2021/02/10 13:00
緊急事態宣言が栃木県を除き3月7日まで延長されていますので、該当地区の事業所は引き続きテレワーク及び時間外労働の抑制に努めてください。さて、このような事態ではありますが、この4月からの高年齢者雇用安定法の改正は予定通りですので、今回はこの内容について取り上げたいと思います。
65歳以降の就業意欲の高まり
我が国では少子高齢化が急速に進行している一方、高齢者の方の就業意識は高まりを見せています。独立行政法人労働政策研究・研修機構「60代の雇用・生活調査」(2019年)【速報値】における60歳~64歳の高齢者の方への調査結果によれば、65歳以降働く予定について、「採用してくれる職場があるなら、ぜひ働きたい」及び「すでに働くことが(ほぼ)決まっている(誘い・雇用契約がある)」と答えた方が合わせて約6割に達しています。
高年齢者雇用安定法の改正
上記のような背景の中、改正高年齢者雇用安定法が4月1日に施行されることになりました。改正内容は現状の「65歳までの雇用確保措置」に「70歳までの高年齢者就業確保措置」が加わることとなります。
現状 | 高年齢者雇用確保措置 | 65歳まで |
+
法改正(令和3年4月~) | 高年齢者就業確保措置* | 70歳まで |
*高年齢者就業確保措置とは以下のいずれかの措置を講ずること。但し努力義務。
①70歳までの定年引上げ |
②定年制の廃止 |
③70歳までの継続雇用制度(再雇用制度・勤務延長制度)の導入 ※特殊関係事業主に加えて、他の事業主によるものを含む |
【創業支援等措置】④70歳まで継続的に業務委託契約を締結する制度の導入 |
【創業支援等措置】⑤70歳まで継続的に以下の事業に従事できる制度の導入 A)事業主自ら実施する社会貢献事業 B)事業主が委託、出資等する団体が行う社会貢献事業 |
2グループに分けられる
今回の改正は、既存の制度の拡大と新制度の2グループに分けられると考えられます。前者(上記①~③、②は変更なし)は、主に現状の65歳定年、および65歳までの再雇用制度をそれぞれ70歳までに拡大した内容ですので、現状制度を延長した場合のシミュレーションで対応の可否や変更内容が想定できます。

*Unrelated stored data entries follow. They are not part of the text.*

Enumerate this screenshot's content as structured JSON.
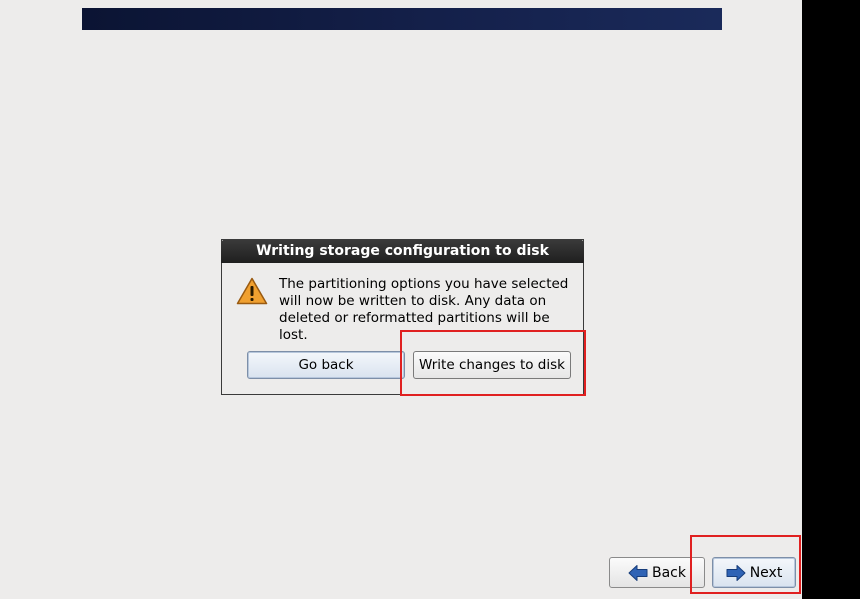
{
  "dialog": {
    "title": "Writing storage configuration to disk",
    "message": "The partitioning options you have selected will now be written to disk.  Any data on deleted or reformatted partitions will be lost.",
    "go_back_label": "Go back",
    "write_label": "Write changes to disk",
    "icon": "warning-icon"
  },
  "nav": {
    "back_label": "Back",
    "next_label": "Next",
    "back_icon": "arrow-left-icon",
    "next_icon": "arrow-right-icon"
  },
  "colors": {
    "banner": "#0b1433",
    "background": "#edeceb",
    "highlight": "#e02020",
    "title_bar": "#2b2b2b"
  }
}
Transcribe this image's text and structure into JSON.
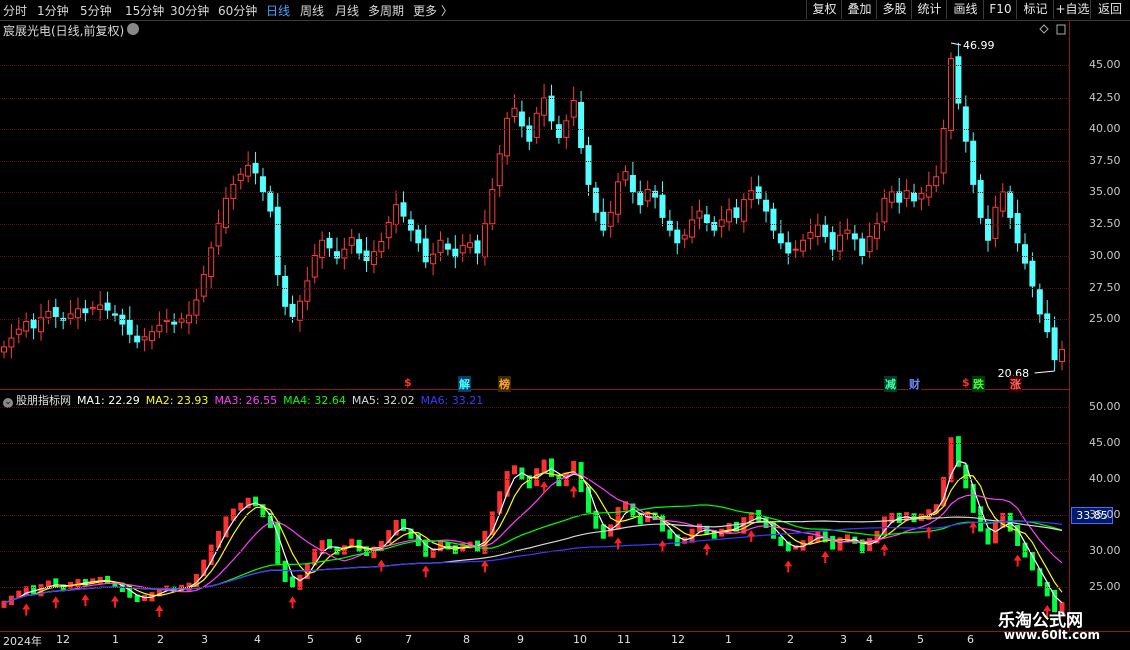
{
  "toolbar": {
    "periods": [
      "分时",
      "1分钟",
      "5分钟",
      "15分钟",
      "30分钟",
      "60分钟",
      "日线",
      "周线",
      "月线",
      "多周期",
      "更多 〉"
    ],
    "active_period": "日线",
    "buttons": [
      "复权",
      "叠加",
      "多股",
      "统计",
      "画线",
      "F10",
      "标记",
      "+自选",
      "返回"
    ]
  },
  "stock": {
    "title": "宸展光电(日线,前复权)"
  },
  "price_axis": [
    "45.00",
    "42.50",
    "40.00",
    "37.50",
    "35.00",
    "32.50",
    "30.00",
    "27.50",
    "25.00"
  ],
  "price_max_label": "46.99",
  "price_min_label": "20.68",
  "indicator": {
    "name": "股朋指标网",
    "ma": [
      {
        "label": "MA1: 22.29",
        "color": "#ffffff"
      },
      {
        "label": "MA2: 23.93",
        "color": "#ffff00"
      },
      {
        "label": "MA3: 26.55",
        "color": "#ff40ff"
      },
      {
        "label": "MA4: 32.64",
        "color": "#00ff00"
      },
      {
        "label": "MA5: 32.02",
        "color": "#d8d8d8"
      },
      {
        "label": "MA6: 33.21",
        "color": "#3a3aff"
      }
    ],
    "axis": [
      "50.00",
      "45.00",
      "40.00",
      "35.00",
      "30.00",
      "25.00"
    ],
    "current_value": "33.85"
  },
  "events": [
    {
      "label": "$",
      "color": "#ff3030",
      "bg": "#000"
    },
    {
      "label": "解",
      "color": "#40ffff",
      "bg": "#0a3a6a"
    },
    {
      "label": "榜",
      "color": "#ffa040",
      "bg": "#3a2a00"
    },
    {
      "label": "减",
      "color": "#40ffa0",
      "bg": "#003a2a"
    },
    {
      "label": "财",
      "color": "#6a8aff",
      "bg": "#000"
    },
    {
      "label": "$",
      "color": "#ff3030",
      "bg": "#000"
    },
    {
      "label": "跌",
      "color": "#40ff40",
      "bg": "#003a00"
    },
    {
      "label": "涨",
      "color": "#ff6060",
      "bg": "#3a0000"
    }
  ],
  "months": [
    "2024年",
    "12",
    "1",
    "2",
    "3",
    "4",
    "5",
    "6",
    "7",
    "8",
    "9",
    "10",
    "11",
    "12",
    "1",
    "2",
    "3",
    "4",
    "5",
    "6"
  ],
  "watermark": {
    "line1": "乐淘公式网",
    "line2": "www.60lt.com"
  },
  "chart_data": {
    "type": "candlestick",
    "closes": [
      22.8,
      23.5,
      24.2,
      24.8,
      24.3,
      25.1,
      25.6,
      25.2,
      24.9,
      25.4,
      25.8,
      25.5,
      25.9,
      26.1,
      25.7,
      25.3,
      24.6,
      23.8,
      23.2,
      23.6,
      24.0,
      24.5,
      24.9,
      24.6,
      25.0,
      25.3,
      26.5,
      28.5,
      30.6,
      32.5,
      34.5,
      35.6,
      36.4,
      37.1,
      36.5,
      35.0,
      33.5,
      28.5,
      26.0,
      25.2,
      26.4,
      28.0,
      30.0,
      31.2,
      30.6,
      29.8,
      30.5,
      31.4,
      30.2,
      29.6,
      30.3,
      31.1,
      32.6,
      34.0,
      33.1,
      32.0,
      31.0,
      29.5,
      30.1,
      31.2,
      30.5,
      29.9,
      30.8,
      31.0,
      30.2,
      32.5,
      35.2,
      38.0,
      40.8,
      41.6,
      40.2,
      39.0,
      41.2,
      42.4,
      40.6,
      39.3,
      40.6,
      42.2,
      38.5,
      35.6,
      33.4,
      32.0,
      33.4,
      35.8,
      36.6,
      35.0,
      34.0,
      35.2,
      34.6,
      33.0,
      32.0,
      31.0,
      31.6,
      32.8,
      33.5,
      32.6,
      32.0,
      32.8,
      33.6,
      33.0,
      34.4,
      35.1,
      34.5,
      33.5,
      32.0,
      31.0,
      30.2,
      30.5,
      31.2,
      31.8,
      32.4,
      31.5,
      30.5,
      31.6,
      32.0,
      31.3,
      30.0,
      31.5,
      32.5,
      34.5,
      35.0,
      34.2,
      35.1,
      34.3,
      34.9,
      35.5,
      36.2,
      40.0,
      45.5,
      42.0,
      39.0,
      35.6,
      33.0,
      31.2,
      33.8,
      35.0,
      33.0,
      31.0,
      29.4,
      27.6,
      25.4,
      24.0,
      21.8,
      22.6
    ],
    "price_range": [
      20.68,
      46.99
    ],
    "indicator_range": [
      22,
      51
    ]
  }
}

一方、後者(【創業支援等措置】上記④、⑤)は新制度になりますので、事業主や会社担当者は制度内容の確認が必要です。
創業支援等措置
創業支援等措置は大まかにいえば「従来までの従業員ではなくなり、業務委託契約(フリーランス)として働く」仕組みのことです。業務委託契約ですから、これまでの会社の労働保険や社会保険の被保険者の対象にはなりませんし、業務委託の方法や報酬についての仕組みを新たに決めなければなりません。また⑤は④と同様に業務委託契約なのは同じですが、契約先が今の会社ではなく、「会社の事業主自身が実施している社会貢献事業」や「事業主が委託、出資(資金提供)等をする団体が行う社会貢献事業」と別になるということです。
これらの創業支援等措置の導入に際しては、
Ⅰ 計画を作成 → Ⅱ 過半数労働組合等の同意 → Ⅲ 計画の労働者への周知 |
が必要になります。なお、上記の他に制度導入時に「高年齢者の就業先となる団体との契約」が必要となり、制度導入後は、個々の高年齢者と業務委託契約や社会貢献活動に従事する契約を締結する必要があります。
注意事項
今回の改正は従来までの定年延長や再雇用(継続雇用)制度だけではなく、新しく創業支援措置という「業務委託契約(フリーランス)」の仕組みが採り入れられています。もし、会社が採り入れる高年齢者就業確保措置について「創業支援等措置のみ」だった場合、労働者や労働者代表は「今までとあまり変わりなく70歳まで働けるのだ!」と勘違いすることも想定されますので、労使協定締結時や制度実施に際して事業主や会社担当者は「わかりやすい丁寧な説明」を心掛けていただきたいと思います。
なお、70歳までの就業確保措置が努力義務になったことにより、再就職支援措置、多数離職届の対象者が下記のように拡大されています。
出典:厚生労働省ホームページ
「パンフレット(簡易版):高年齢者雇用安定法改正の概要」を一部編集
現行の対象
【対象①】解雇その他の事業主の都合により離職する45歳~65歳までの者
【対象②】平成24年改正の経過措置として、継続雇用制度の対象者について基準を設けることができ、当該基準に該当せずに離職する者
これからは少子高齢化がより一層進行しますので、今回の法改正をプラスの材料として活用するようご検討ください。